You can view more examples and the source for this module here.

Abstract Syntax Tree Conversion

Most of the syntax-based conversions are conducted using abstract syntax trees. We run the C# code or PowerShell script through their respective parsers to yield an abstract syntax tree. An abstract syntax tree (or AST) is a tree-based representation of the code. It allows for scripted analysis of static code without actually having to run it. ASTs are useful for tools like linters (like PSScriptAnalyzer) or IntelliSense.

Most languages have common structures that are consistent across syntax trees. For example, you’ll find variables, loops, functions or methods, strings and other constants across languages. We take advantage of this by generating an intermediate AST that is generic. So for example, we take the PowerShell AST for a script, convert it to the generic version of the AST and then use a code generator to take the generic AST and write it out as a C# file.

Vice versa, we can parse a C# code file into the C# AST, convert it to a generic AST and then write out PowerShell script. Because the code generation aspect accepts a generic AST, it’s possible to convert from additional languages. Currently, CodeConversion only works between C# and PowerShell.

As a simple example of how this works, we can look at how we convert strings. Using the AstVisitor class, we can walk the syntax tree and start to generate a custom one.

For example, the below method visits a StringConstantExpressionAst from within a PowerShell script. It then generates a generic StringConstant for our generic AST type.

public override AstVisitAction VisitStringConstantExpression(StringConstantExpressionAst stringConstantExpressionAst)
    _currentNode = new StringConstant(stringConstantExpressionAst.Value);

    return AstVisitAction.SkipChildren;

On code generation end, we take the generic StringConstant and generate some C# code.

public override void VisitStringConstant(StringConstant node)
    var escapedString = node.Value.Replace("\\", "\\\\");

    Append("\"" + escapedString + "\"");

Intent Conversion

Another feature of the CodeConversion module is converting based on code intent.

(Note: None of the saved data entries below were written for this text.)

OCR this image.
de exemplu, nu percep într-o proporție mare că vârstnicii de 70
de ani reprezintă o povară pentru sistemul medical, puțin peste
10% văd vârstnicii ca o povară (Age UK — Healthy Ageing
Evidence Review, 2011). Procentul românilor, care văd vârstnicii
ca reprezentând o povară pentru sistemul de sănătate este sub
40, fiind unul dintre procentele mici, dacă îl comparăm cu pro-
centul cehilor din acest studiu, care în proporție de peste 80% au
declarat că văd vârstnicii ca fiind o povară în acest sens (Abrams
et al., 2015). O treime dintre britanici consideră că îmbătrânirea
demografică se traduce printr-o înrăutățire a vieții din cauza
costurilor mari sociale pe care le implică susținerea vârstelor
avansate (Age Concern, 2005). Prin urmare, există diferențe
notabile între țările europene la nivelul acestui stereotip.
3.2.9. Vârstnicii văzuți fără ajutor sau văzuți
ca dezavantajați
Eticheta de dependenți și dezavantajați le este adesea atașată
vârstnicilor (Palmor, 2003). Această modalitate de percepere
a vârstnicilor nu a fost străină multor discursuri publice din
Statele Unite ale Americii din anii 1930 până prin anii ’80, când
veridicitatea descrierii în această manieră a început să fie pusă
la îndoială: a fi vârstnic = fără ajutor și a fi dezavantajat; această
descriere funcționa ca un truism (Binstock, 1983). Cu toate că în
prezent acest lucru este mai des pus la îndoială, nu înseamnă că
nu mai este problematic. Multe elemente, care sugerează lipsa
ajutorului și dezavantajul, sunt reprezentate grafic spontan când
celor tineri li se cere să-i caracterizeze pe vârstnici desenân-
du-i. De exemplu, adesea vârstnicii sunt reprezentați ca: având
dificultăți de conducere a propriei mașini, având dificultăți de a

This means that we have some rules to evaluate what the code is attempting to do and then generate code based on that rather than merely on syntax. Often languages will not have a direct conversion so it makes more sense to convert code this way.

We use another AST Visitor to determine intent. If it finds characteristics of that intent, it will generate an Intent object in the AST rather than a syntax object.

On the PowerShell side, we provide a mapping file that includes JSON structures to define intent. For example, if we find the Get-Process cmdlet being used (where there is no matching cmdlet in C#) we generate an intent called GetProcess and provide a parameter name or ID.

    "CommandName": "Get-Process",
    "Intent": "GetProcess",
    "ParameterMappings": {
      "Name": "Name",
      "Id": "Id"

On the C# side of things, we have a class for each type of intent. Rather than generating code based on syntax, it uses the intent to generate a completely different AST form. The Get-Process call is processed by this intent writer. It takes the aguments provided (name and ID) and then generates the proper C# code for the intent.

public class GetProcessIntent : BaseIntentWriter
    public override string Intent { get { return "GetProcess"; } }
    public override string Write(Dictionary<string, string> arguments)
        if (arguments.ContainsKey("Id"))
            return $"System.Diagnostics.Process.GetProcessById({arguments["Id"]})";

        if (arguments.ContainsKey("Name"))
            return $"System.Diagnostics.Process.GetProcessesByName({arguments["Name"]})";

        return $"System.Diagnostics.Process.GetProcesses()";


A code conversion tool like this requires directly mapping syntax from one language to another as well as the intent of any snippet of code. It can be highly accurate but it requires a lot of work to provide that accuracy. Tools such as GitHub Copilot are making headway in creating a system that will be able to adapt easier and eventually provide just as high of accuracy as a tool like this.

We are very much open to issues and pull requests on the CodeConversion repository. Feel free to extend with new syntax, intents or even new languages.